I was inspired to write this post when I was scrolling the other day, and came across a photo of a women’s booty in a bikini, in the mirror. The caption said something along the lines of I am a mother of three and my body has changed a lot, but I am finally starting to feel comfortable and confident again. Briefly looking through the comments, you could sense how mixed the response to the picture was. There were a lot of people supporting her, there was a ton of hate and body shaming (which is a whole other topic entirely), but the one comment that grabbed my attention said, “Love that you are confident, but not everything needs to be shared on social media.”
For some reason this one stood out the most, and it just rubbed me the wrong way.
For one, I don’t know her, but it probably took a lot of courage for this woman to post this photo. She probably wanted to show off her hard work & potentially motivate others. It’s frustrating to see someone get belittled or put down because of what they chose to post.
I personally am someone who is extremely open about my life.

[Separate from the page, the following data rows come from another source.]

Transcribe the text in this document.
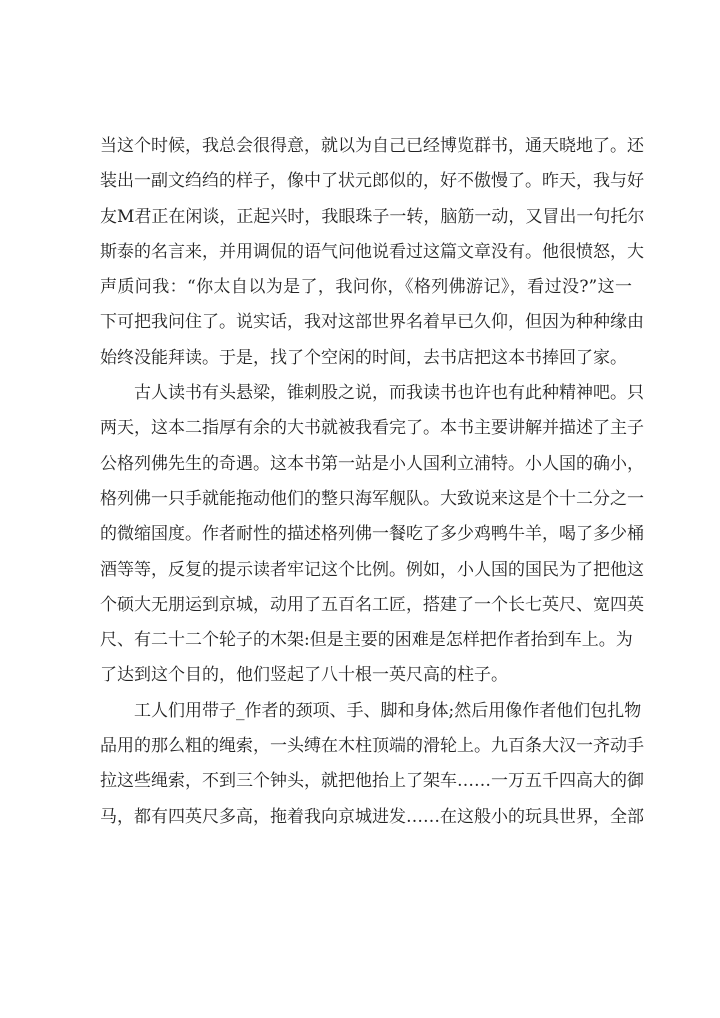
当这个时候，我总会很得意，就以为自己已经博览群书，通天晓地了。还
装出一副文绉绉的样子，像中了状元郎似的，好不傲慢了。昨天，我与好
友M君正在闲谈，正起兴时，我眼珠子一转，脑筋一动，又冒出一句托尔
斯泰的名言来，并用调侃的语气问他说看过这篇文章没有。他很愤怒，大
声质问我：“你太自以为是了，我问你，《格列佛游记》，看过没?”这一
下可把我问住了。说实话，我对这部世界名着早已久仰，但因为种种缘由
始终没能拜读。于是，找了个空闲的时间，去书店把这本书捧回了家。
古人读书有头悬梁，锥刺股之说，而我读书也许也有此种精神吧。只
两天，这本二指厚有余的大书就被我看完了。本书主要讲解并描述了主子
公格列佛先生的奇遇。这本书第一站是小人国利立浦特。小人国的确小，
格列佛一只手就能拖动他们的整只海军舰队。大致说来这是个十二分之一
的微缩国度。作者耐性的描述格列佛一餐吃了多少鸡鸭牛羊，喝了多少桶
酒等等，反复的提示读者牢记这个比例。例如，小人国的国民为了把他这
个硕大无朋运到京城，动用了五百名工匠，搭建了一个长七英尺、宽四英
尺、有二十二个轮子的木架:但是主要的困难是怎样把作者抬到车上。为
了达到这个目的，他们竖起了八十根一英尺高的柱子。
工人们用带子_作者的颈项、手、脚和身体;然后用像作者他们包扎物
品用的那么粗的绳索，一头缚在木柱顶端的滑轮上。九百条大汉一齐动手
拉这些绳索，不到三个钟头，就把他抬上了架车……一万五千四高大的御
马，都有四英尺多高，拖着我向京城进发……在这般小的玩具世界，全部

I talk about my fitness journey, my insecurities, my career struggles, my relationships, what I eat… pretty much everything. I like sharing. I always have. When I was younger, I was the “look at me” kid with my parents, family, and their friends and that interest in public attention and performance never really went away. Over the years I have channeled that “look at me, mom” energy into something different. I share a lot now, not for attention… but for connection. The whole reason I have this platform, and what fuels my passion as a trainer and health coach is the desire to inspire and connect with other humans. I want to show people my struggles, my confidence, my happiness, and so many other parts of my lifestyle as a form of motivation for others. I post to open a dialogue with my followers that I, or others, can potentially learn from. I share in hopes that someone else might benefit from my story by gaining a new perspective, or by taking a piece of advice, or simply by just relating to me and feeling a little less alone in a similar struggle.

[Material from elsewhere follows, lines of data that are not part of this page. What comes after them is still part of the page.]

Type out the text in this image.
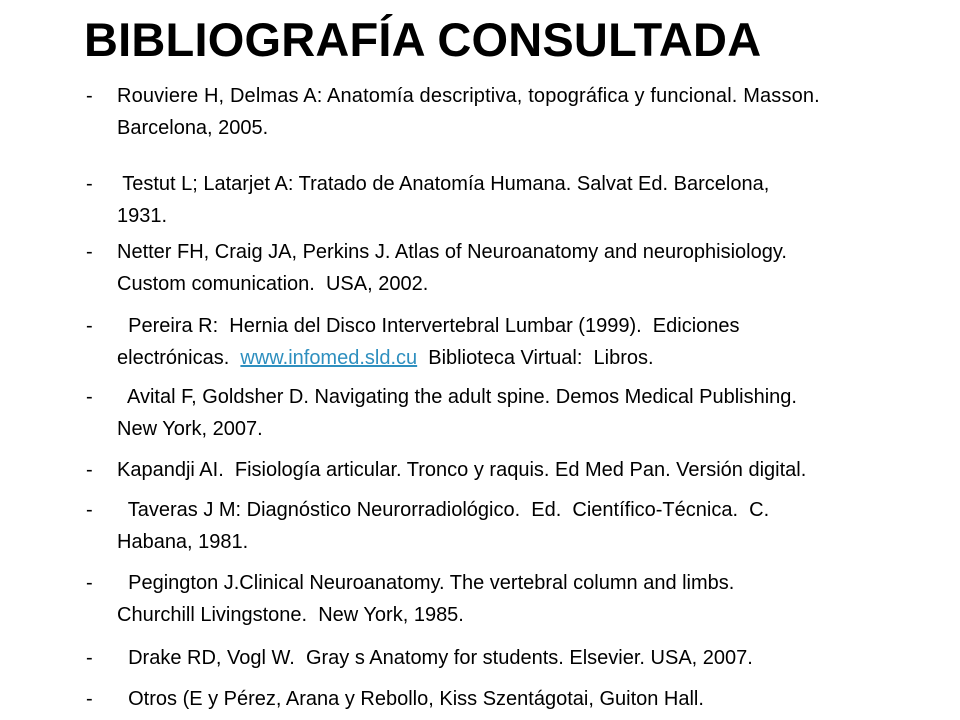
BIBLIOGRAFÍA CONSULTADA
- Rouviere H, Delmas A: Anatomía descriptiva, topográfica y funcional. Masson.
Barcelona, 2005.
- Testut L; Latarjet A: Tratado de Anatomía Humana. Salvat Ed. Barcelona,
1931.
- Netter FH, Craig JA, Perkins J. Atlas of Neuroanatomy and neurophisiology.
Custom comunication.  USA, 2002.
- Pereira R:  Hernia del Disco Intervertebral Lumbar (1999).  Ediciones
electrónicas.  www.infomed.sld.cu  Biblioteca Virtual:  Libros.
- Avital F, Goldsher D. Navigating the adult spine. Demos Medical Publishing.
New York, 2007.
- Kapandji AI.  Fisiología articular. Tronco y raquis. Ed Med Pan. Versión digital.
- Taveras J M: Diagnóstico Neurorradiológico.  Ed.  Científico-Técnica.  C.
Habana, 1981.
- Pegington J.Clinical Neuroanatomy. The vertebral column and limbs.
Churchill Livingstone.  New York, 1985.
- Drake RD, Vogl W.  Gray s Anatomy for students. Elsevier. USA, 2007.
- Otros (E y Pérez, Arana y Rebollo, Kiss Szentágotai, Guiton Hall.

In the past, I have had friends say, “You post too much.” And I have had family ask why I am sharing personal information. I have even had boyfriends and people I was dating be uncomfortable with the way that I use my social media. But guess what? I kept doing what I do because this is my life, not anyone else’s. I get to choose what I do and don’t do; or post and not post. Yes, there are absolutely some things that I keep private. There are parts of me that I keep for myself and there are things that I share only with my partner or my inner circle. But, the things that I do share, regardless of what others think, isn’t too much. Because it is normal and authentic to me and to who I am.

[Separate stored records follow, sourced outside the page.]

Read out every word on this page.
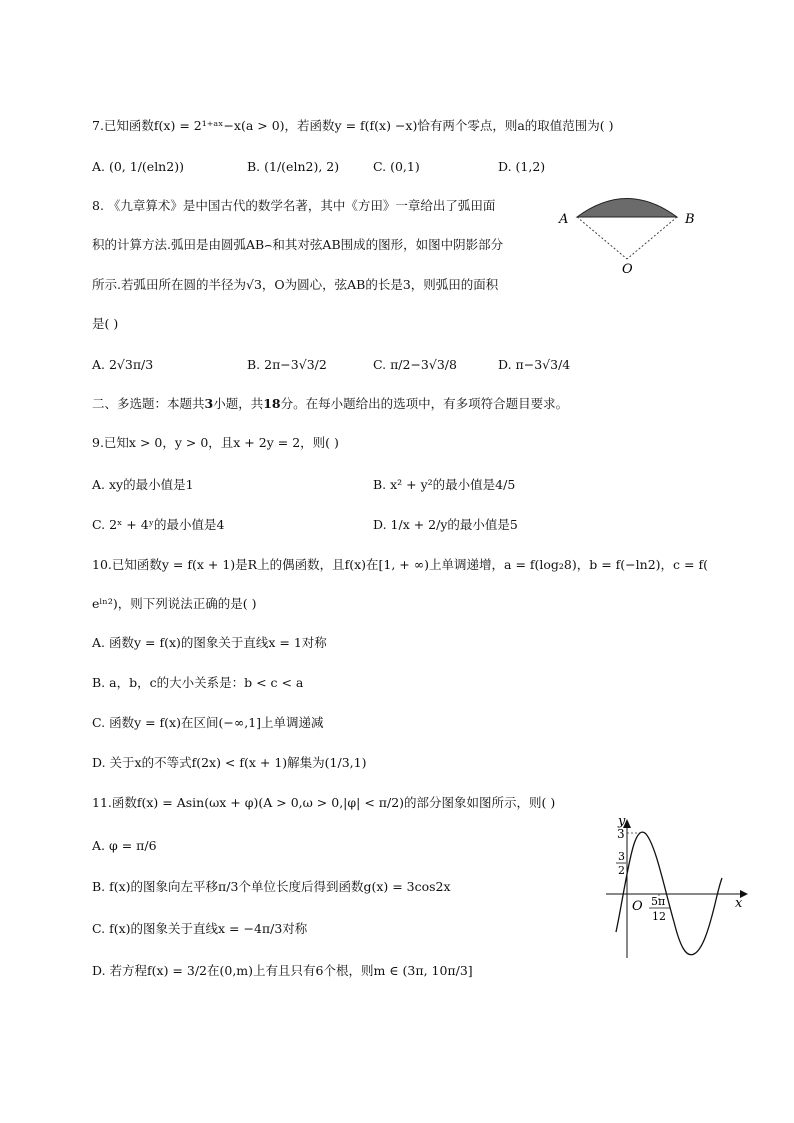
7.已知函数f(x) = 2¹⁺ᵃˣ−x(a > 0)，若函数y = f(f(x) −x)恰有两个零点，则a的取值范围为( )
A. (0, 1/(eln2))	B. (1/(eln2), 2)	C. (0,1)	D. (1,2)
8. 《九章算术》是中国古代的数学名著，其中《方田》一章给出了弧田面
积的计算方法.弧田是由圆弧AB⌢和其对弦AB围成的图形，如图中阴影部分
所示.若弧田所在圆的半径为√3，O为圆心，弦AB的长是3，则弧田的面积
是( )
A. 2√3π/3	B. 2π−3√3/2	C. π/2−3√3/8	D. π−3√3/4
A	B
O
二、多选题：本题共3小题，共18分。在每小题给出的选项中，有多项符合题目要求。
9.已知x > 0，y > 0，且x + 2y = 2，则( )
A. xy的最小值是1	B. x² + y²的最小值是4/5
C. 2ˣ + 4ʸ的最小值是4	D. 1/x + 2/y的最小值是5
10.已知函数y = f(x + 1)是R上的偶函数，且f(x)在[1, + ∞)上单调递增，a = f(log₂8)，b = f(−ln2)，c = f(
eˡⁿ²)，则下列说法正确的是( )
A. 函数y = f(x)的图象关于直线x = 1对称
B. a，b，c的大小关系是：b < c < a
C. 函数y = f(x)在区间(−∞,1]上单调递减
D. 关于x的不等式f(2x) < f(x + 1)解集为(1/3,1)
11.函数f(x) = Asin(ωx + φ)(A > 0,ω > 0,|φ| < π/2)的部分图象如图所示，则( )
A. φ = π/6
B. f(x)的图象向左平移π/3个单位长度后得到函数g(x) = 3cos2x
C. f(x)的图象关于直线x = −4π/3对称
D. 若方程f(x) = 3/2在(0,m)上有且只有6个根，则m ∈ (3π, 10π/3]
y
x
O
3
3
2
5π
12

Just because you, from your vantage point of the world, believe that someone is “doing too much” or “sharing too much,” doesn’t give you any right to make someone feel bad for posting whatever the hell they want to post. You may personally not want to share things about your daily life. You might want to keep your successes a little more private. You may not want to show your body off. And you might only want to post once in a blue moon. Guess what.... THAT’S OKAY!! You are completely entitled to your opinion. But your opinion does not put you in a position to shame others for sharing a lot or for posting the things that you, yourself, would not share.
Moral of the story is live and let live. We all have different preferences, opinions, and ways of using social media. Sure, not everything needs to be shared, but that determination of what does and doesn’t get posted is an individual choice that shouldn’t be criticized. Plus, if you really are bothered by what someone is posting, or how they are using social media, you don't have to follow them.